NVIDIA GPU/Tensor Core Accelerator for PyTorch, PyTorch Geometric, TF2, Tensorboard + OpenCV
A complete computer vision container that includes Jupyter notebooks with built-in code hinting, Miniconda, CUDA 11, TensorRT inference accelerator for Tensor cores, CuPy (GPU drop in replacement for Numpy), PyTorch, PyTorch Geometric for geomteric learning and/or Graph Neural Networks, TendorFlow 2, Tensorboard, and OpenCV (complied for CUDA) for accelerated workloads on NVIDIA Tensor cores and GPUs. Roadmap: Adding Dask for GPU based image preprosccing and pipelines, as well as model mgm't, and model serving and monitoring.
- There are working notebook examples on how to wire up, both Torch and TF2 to Tensorboard in
/app
folder.
Features
- Miniconda: Accelerated Python, version 3.9
- CuPy: GPU accelerated drop in replacement for Numpy
- OpenCV, latest version which is made to compile for CUDA GPUs in the container. Depending upon your GPU you may have to change
-DCUDA_ARCH_BIN=7.5
in the OpenCV flags within the Dockerfile, and rebuild the image. - PyTorch with Torchvision for GPU, latest version
- PyTorch geometric for GNN's
- Captum to explain Torch models
- Tensorflow 2 with Keras
- Tensorboard for both Torch and TF2
- NVIDIA TensorRT inference accelerator for Tensor core access and CUDA 11 for GPUs
- Repo includes two working notebook examples on how to wire up Torch and TF2 to TensorBoard, located in
/app
folder
Built in code hinting in Jupyter Notebook
Press tab to see what methods you have access to by clicking tab.
Before you begin (This might be optional)

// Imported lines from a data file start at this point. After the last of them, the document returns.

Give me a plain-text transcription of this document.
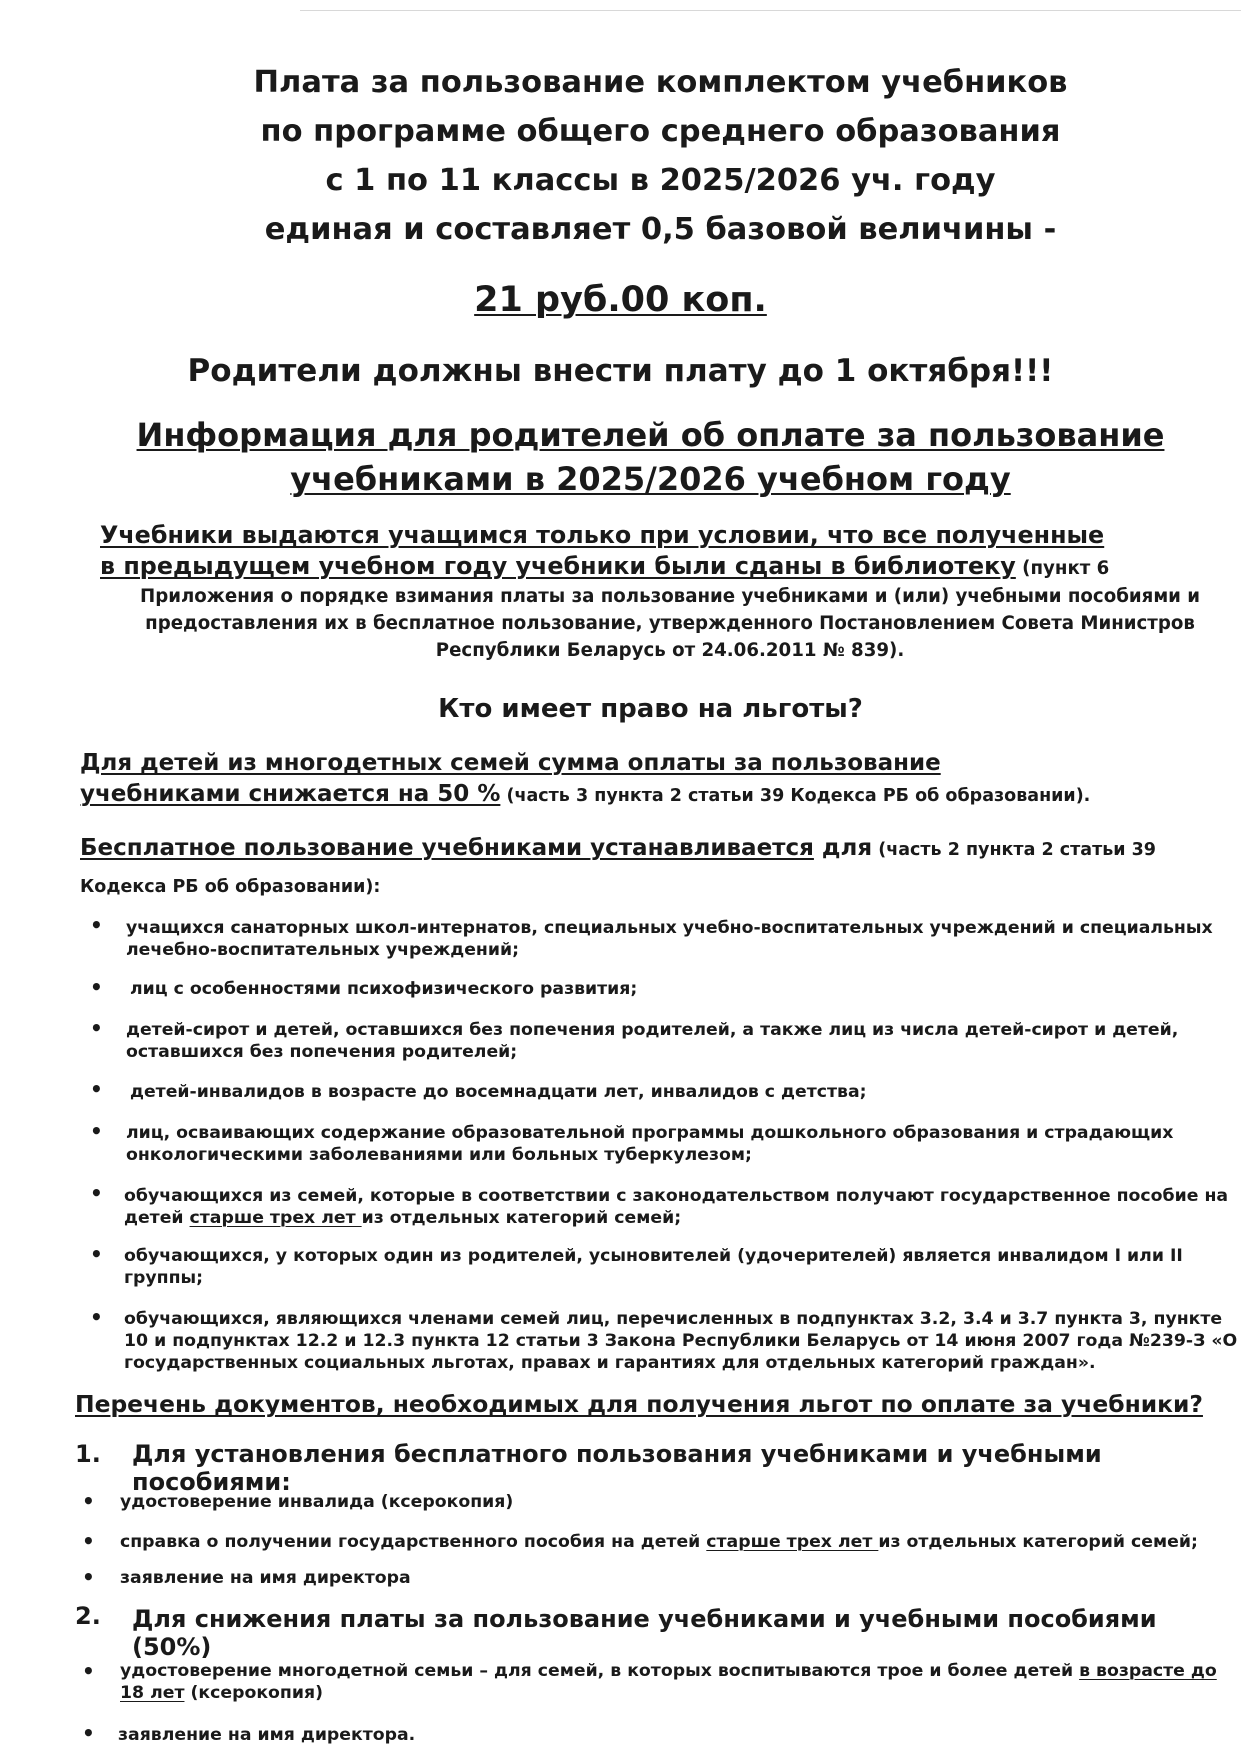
Плата за пользование комплектом учебников
по программе общего среднего образования
с 1 по 11 классы в 2025/2026 уч. году
единая и составляет 0,5 базовой величины -
21 руб.00 коп.
Родители должны внести плату до 1 октября!!!
Информация для родителей об оплате за пользование
учебниками в 2025/2026 учебном году
Учебники выдаются учащимся только при условии, что все полученные
в предыдущем учебном году учебники были сданы в библиотеку (пункт 6
Приложения о порядке взимания платы за пользование учебниками и (или) учебными пособиями и предоставления их в бесплатное пользование, утвержденного Постановлением Совета Министров Республики Беларусь от 24.06.2011 № 839).
Кто имеет право на льготы?
Для детей из многодетных семей сумма оплаты за пользование
учебниками снижается на 50 % (часть 3 пункта 2 статьи 39 Кодекса РБ об образовании).
Бесплатное пользование учебниками устанавливается для (часть 2 пункта 2 статьи 39 Кодекса РБ об образовании):
• учащихся санаторных школ-интернатов, специальных учебно-воспитательных учреждений и специальных лечебно-воспитательных учреждений;
• лиц с особенностями психофизического развития;
• детей-сирот и детей, оставшихся без попечения родителей, а также лиц из числа детей-сирот и детей, оставшихся без попечения родителей;
• детей-инвалидов в возрасте до восемнадцати лет, инвалидов с детства;
• лиц, осваивающих содержание образовательной программы дошкольного образования и страдающих онкологическими заболеваниями или больных туберкулезом;
• обучающихся из семей, которые в соответствии с законодательством получают государственное пособие на
детей старше трех лет из отдельных категорий семей;
• обучающихся, у которых один из родителей, усыновителей (удочерителей) является инвалидом I или II группы;
• обучающихся, являющихся членами семей лиц, перечисленных в подпунктах 3.2, 3.4 и 3.7 пункта 3, пункте 10 и подпунктах 12.2 и 12.3 пункта 12 статьи 3 Закона Республики Беларусь от 14 июня 2007 года №239-З «О государственных социальных льготах, правах и гарантиях для отдельных категорий граждан».
Перечень документов, необходимых для получения льгот по оплате за учебники?
1. Для установления бесплатного пользования учебниками и учебными пособиями:
• удостоверение инвалида (ксерокопия)
• справка о получении государственного пособия на детей старше трех лет из отдельных категорий семей;
• заявление на имя директора
2. Для снижения платы за пользование учебниками и учебными пособиями (50%)
• удостоверение многодетной семьи – для семей, в которых воспитываются трое и более детей в возрасте до 18 лет (ксерокопия)
• заявление на имя директора.
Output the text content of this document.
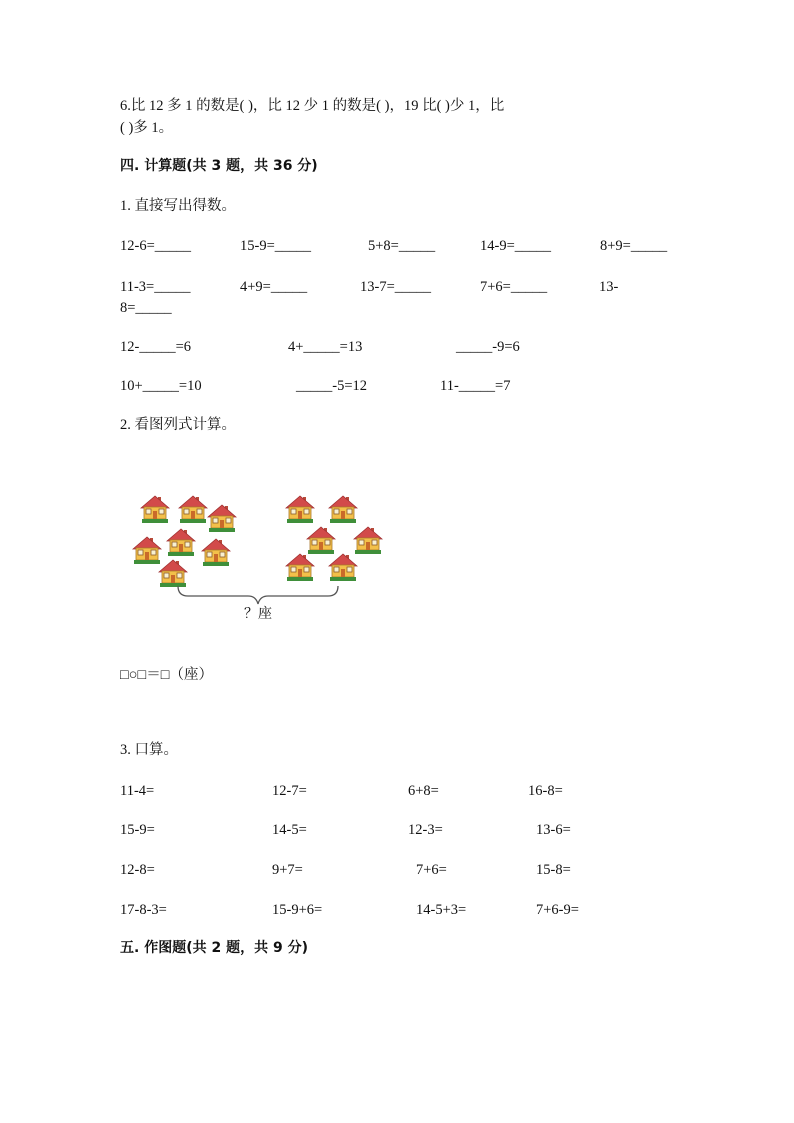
6.比 12 多 1 的数是( )，比 12 少 1 的数是( )，19 比( )少 1，比
( )多 1。
四. 计算题(共 3 题，共 36 分)
1. 直接写出得数。
12-6=_____	15-9=_____	5+8=_____	14-9=_____	8+9=_____
11-3=_____	4+9=_____	13-7=_____	7+6=_____	13-
8=_____
12-_____=6	4+_____=13	_____-9=6
10+_____=10	_____-5=12	11-_____=7
2. 看图列式计算。
？座
□○□＝□（座）
3. 口算。
11-4=	12-7=	6+8=	16-8=
15-9=	14-5=	12-3=	13-6=
12-8=	9+7=	7+6=	15-8=
17-8-3=	15-9+6=	14-5+3=	7+6-9=
五. 作图题(共 2 题，共 9 分)
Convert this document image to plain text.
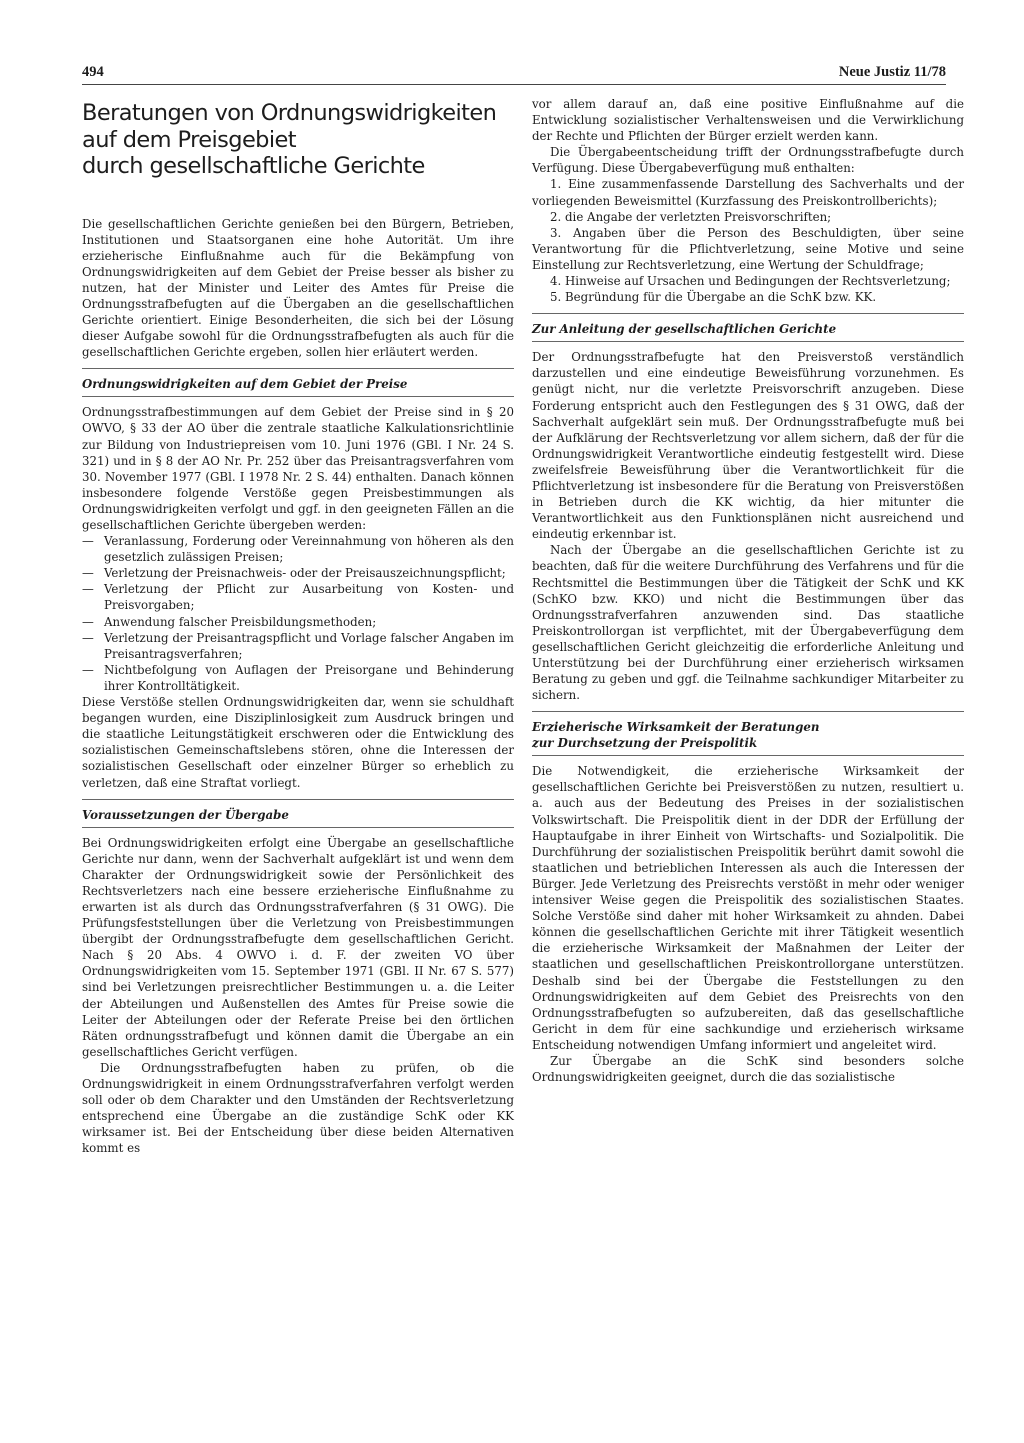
494	Neue Justiz 11/78
Beratungen von Ordnungswidrigkeiten
auf dem Preisgebiet
durch gesellschaftliche Gerichte

Die gesellschaftlichen Gerichte genießen bei den Bürgern, Betrieben, Institutionen und Staatsorganen eine hohe Autorität. Um ihre erzieherische Einflußnahme auch für die Bekämpfung von Ordnungswidrigkeiten auf dem Gebiet der Preise besser als bisher zu nutzen, hat der Minister und Leiter des Amtes für Preise die Ordnungsstrafbefugten auf die Übergaben an die gesellschaftlichen Gerichte orientiert. Einige Besonderheiten, die sich bei der Lösung dieser Aufgabe sowohl für die Ordnungsstrafbefugten als auch für die gesellschaftlichen Gerichte ergeben, sollen hier erläutert werden.

Ordnungswidrigkeiten auf dem Gebiet der Preise

Ordnungsstrafbestimmungen auf dem Gebiet der Preise sind in § 20 OWVO, § 33 der AO über die zentrale staatliche Kalkulationsrichtlinie zur Bildung von Industriepreisen vom 10. Juni 1976 (GBl. I Nr. 24 S. 321) und in § 8 der AO Nr. Pr. 252 über das Preisantragsverfahren vom 30. November 1977 (GBl. I 1978 Nr. 2 S. 44) enthalten. Danach können insbesondere folgende Verstöße gegen Preisbestimmungen als Ordnungswidrigkeiten verfolgt und ggf. in den geeigneten Fällen an die gesellschaftlichen Gerichte übergeben werden:

— Veranlassung, Forderung oder Vereinnahmung von höheren als den gesetzlich zulässigen Preisen;
— Verletzung der Preisnachweis- oder der Preisauszeichnungspflicht;
— Verletzung der Pflicht zur Ausarbeitung von Kosten- und Preisvorgaben;
— Anwendung falscher Preisbildungsmethoden;
— Verletzung der Preisantragspflicht und Vorlage falscher Angaben im Preisantragsverfahren;
— Nichtbefolgung von Auflagen der Preisorgane und Behinderung ihrer Kontrolltätigkeit.

Diese Verstöße stellen Ordnungswidrigkeiten dar, wenn sie schuldhaft begangen wurden, eine Disziplinlosigkeit zum Ausdruck bringen und die staatliche Leitungstätigkeit erschweren oder die Entwicklung des sozialistischen Gemeinschaftslebens stören, ohne die Interessen der sozialistischen Gesellschaft oder einzelner Bürger so erheblich zu verletzen, daß eine Straftat vorliegt.

Voraussetzungen der Übergabe

Bei Ordnungswidrigkeiten erfolgt eine Übergabe an gesellschaftliche Gerichte nur dann, wenn der Sachverhalt aufgeklärt ist und wenn dem Charakter der Ordnungswidrigkeit sowie der Persönlichkeit des Rechtsverletzers nach eine bessere erzieherische Einflußnahme zu erwarten ist als durch das Ordnungsstrafverfahren (§ 31 OWG). Die Prüfungsfeststellungen über die Verletzung von Preisbestimmungen übergibt der Ordnungsstrafbefugte dem gesellschaftlichen Gericht. Nach § 20 Abs. 4 OWVO i. d. F. der zweiten VO über Ordnungswidrigkeiten vom 15. September 1971 (GBl. II Nr. 67 S. 577) sind bei Verletzungen preisrechtlicher Bestimmungen u. a. die Leiter der Abteilungen und Außenstellen des Amtes für Preise sowie die Leiter der Abteilungen oder der Referate Preise bei den örtlichen Räten ordnungsstrafbefugt und können damit die Übergabe an ein gesellschaftliches Gericht verfügen.

Die Ordnungsstrafbefugten haben zu prüfen, ob die Ordnungswidrigkeit in einem Ordnungsstrafverfahren verfolgt werden soll oder ob dem Charakter und den Umständen der Rechtsverletzung entsprechend eine Übergabe an die zuständige SchK oder KK wirksamer ist. Bei der Entscheidung über diese beiden Alternativen kommt es

vor allem darauf an, daß eine positive Einflußnahme auf die Entwicklung sozialistischer Verhaltensweisen und die Verwirklichung der Rechte und Pflichten der Bürger erzielt werden kann.

Die Übergabeentscheidung trifft der Ordnungsstrafbefugte durch Verfügung. Diese Übergabeverfügung muß enthalten:

1. Eine zusammenfassende Darstellung des Sachverhalts und der vorliegenden Beweismittel (Kurzfassung des Preiskontrollberichts);
2. die Angabe der verletzten Preisvorschriften;
3. Angaben über die Person des Beschuldigten, über seine Verantwortung für die Pflichtverletzung, seine Motive und seine Einstellung zur Rechtsverletzung, eine Wertung der Schuldfrage;
4. Hinweise auf Ursachen und Bedingungen der Rechtsverletzung;
5. Begründung für die Übergabe an die SchK bzw. KK.
Zur Anleitung der gesellschaftlichen Gerichte

Der Ordnungsstrafbefugte hat den Preisverstoß verständlich darzustellen und eine eindeutige Beweisführung vorzunehmen. Es genügt nicht, nur die verletzte Preisvorschrift anzugeben. Diese Forderung entspricht auch den Festlegungen des § 31 OWG, daß der Sachverhalt aufgeklärt sein muß. Der Ordnungsstrafbefugte muß bei der Aufklärung der Rechtsverletzung vor allem sichern, daß der für die Ordnungswidrigkeit Verantwortliche eindeutig festgestellt wird. Diese zweifelsfreie Beweisführung über die Verantwortlichkeit für die Pflichtverletzung ist insbesondere für die Beratung von Preisverstößen in Betrieben durch die KK wichtig, da hier mitunter die Verantwortlichkeit aus den Funktionsplänen nicht ausreichend und eindeutig erkennbar ist.

Nach der Übergabe an die gesellschaftlichen Gerichte ist zu beachten, daß für die weitere Durchführung des Verfahrens und für die Rechtsmittel die Bestimmungen über die Tätigkeit der SchK und KK (SchKO bzw. KKO) und nicht die Bestimmungen über das Ordnungsstrafverfahren anzuwenden sind. Das staatliche Preiskontrollorgan ist verpflichtet, mit der Übergabeverfügung dem gesellschaftlichen Gericht gleichzeitig die erforderliche Anleitung und Unterstützung bei der Durchführung einer erzieherisch wirksamen Beratung zu geben und ggf. die Teilnahme sachkundiger Mitarbeiter zu sichern.

Erzieherische Wirksamkeit der Beratungen
zur Durchsetzung der Preispolitik

Die Notwendigkeit, die erzieherische Wirksamkeit der gesellschaftlichen Gerichte bei Preisverstößen zu nutzen, resultiert u. a. auch aus der Bedeutung des Preises in der sozialistischen Volkswirtschaft. Die Preispolitik dient in der DDR der Erfüllung der Hauptaufgabe in ihrer Einheit von Wirtschafts- und Sozialpolitik. Die Durchführung der sozialistischen Preispolitik berührt damit sowohl die staatlichen und betrieblichen Interessen als auch die Interessen der Bürger. Jede Verletzung des Preisrechts verstößt in mehr oder weniger intensiver Weise gegen die Preispolitik des sozialistischen Staates. Solche Verstöße sind daher mit hoher Wirksamkeit zu ahnden. Dabei können die gesellschaftlichen Gerichte mit ihrer Tätigkeit wesentlich die erzieherische Wirksamkeit der Maßnahmen der Leiter der staatlichen und gesellschaftlichen Preiskontrollorgane unterstützen. Deshalb sind bei der Übergabe die Feststellungen zu den Ordnungswidrigkeiten auf dem Gebiet des Preisrechts von den Ordnungsstrafbefugten so aufzubereiten, daß das gesellschaftliche Gericht in dem für eine sachkundige und erzieherisch wirksame Entscheidung notwendigen Umfang informiert und angeleitet wird.

Zur Übergabe an die SchK sind besonders solche Ordnungswidrigkeiten geeignet, durch die das sozialistische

Link to nvidia-docker2 install: Tutorial
You must install nvidia-docker2 and all it's deps first, assuming that is done, run:
sudo apt-get install nvidia-docker2
sudo pkill -SIGHUP dockerd
sudo systemctl daemon-reload
sudo systemctl restart docker
How to run this container:
Step 1
docker build -t <container name> .
< note the . after
If you get an authorized user from the docker pull cmd inside the container, try:
$ docker logout
...and then run it or pull again. As it is public repo you shouldn't need to login.
Step 2
Run the image, mount the volumes for Jupyter and app folder for your fav IDE, and finally the expose ports 8888
for Jupyter Notebook:
docker run --rm -it --runtime=nvidia --user $(id -u):$(id -g) --group-add container_user --group-add sudo -v "${PWD}:/app" -p 8888:8888 -p 6006:6006 <container name>
Disclaimer: You should be able to utilize the runtime argument on Docker 19+ as long as it is installed and configured in the daemon configuration file:
Install nvidia-docker2 package https://github.com/nvidia/nvidia-docker/wiki/Installation-(version-2.0)#ubuntu-distributions-1
Step 3: Check to make sure GPU drivers and CUDA is running
-
Open another ssh tab, and exec into the container and check if your GPU is registering in the container and CUDA is working:
-
Get the container id:
docker ps
- Exec into container:
docker exec -u root -t -i <container id> /bin/bash
- Check if NVIDIA GPU DRIVERS have container access:
nvidia-smi
- Check if CUDA is working:
nvcc -V
Initialize Tensorboard
- Exec into the container as stated above, and run the following:
tensorboard --logdir=//app --bind_all
- You will recieve output that looks somnething like this:
TensorBoard 2.1.0 at http://af5d7fc520cb:6006/
Just replace af5d7fc520cb
with the word localhost
and launch in the browser, then you will see:
Known conflicts with nvidia-docker and Ubuntu
AppArmor on Ubuntu has sec issues, so remove docker from it on your local box, (it does not hurt security on your computer):
sudo aa-remove-unknown
You may have to do this to get the NVIDIA container runtime to work
Install the the nvidia-conatiner-runtime package, install and set-up config is here: https://github.com/NVIDIA/nvidia-container-runtime.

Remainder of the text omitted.